Mahendra Jajoo, chief investment officer (fixed income) at Mirae Asset AMC says, “Investors are little worried about the interest rates in India. They think rates will inch up going forward, so they are cutting the duration.”
Even the returns generated by the banking and PSU debt funds have come down in the last few months. In the past year, the category has delivered returns of 4.83 per cent, while in the calendar year 2020 and 2019 it had generated returns of 9.83 per cent and 9.78 per cent, respectively.
Yields in some of the debt papers under the category have also fallen in the last two years and there are expectations that yields might further go up, impacting their capital values. Market participants say that average maturity of such funds is between one-and-half years to two-and-half years.
Typically, banking and PSU debt funds invest 80 per cent of their assets in debt instruments issued by banking, PSUs, and public financial institutions, which makes it a safer investment avenue compared to other debt categories like credit funds and corporate bond funds.

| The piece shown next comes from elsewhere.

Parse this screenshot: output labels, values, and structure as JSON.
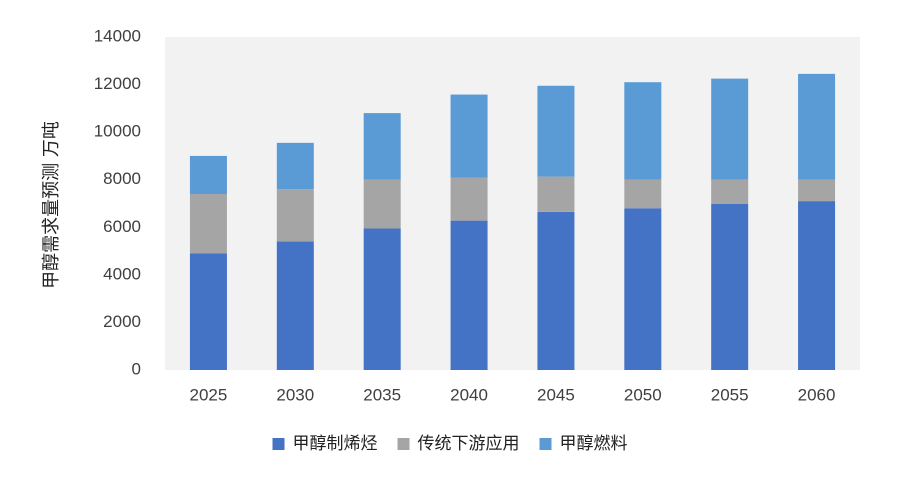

Morningstar, in its note on domestic fund flows, stated, “While the flows have been mostly positive in this category through the last 18 months, the last few months (especially February and May 2021) did see net outflows on a consecutive basis. One of the reasons for the outflows was likely the result of the new Sebi norms on the valuation of perpetual bonds like AT1 bonds.”
However, fund managers say that investors who are worried about the volatility in the debt market should move the money to liquid or money market funds. But, if investors want to stay invested for more than three years, they should continue to hold their investments in banking and PSU debt funds.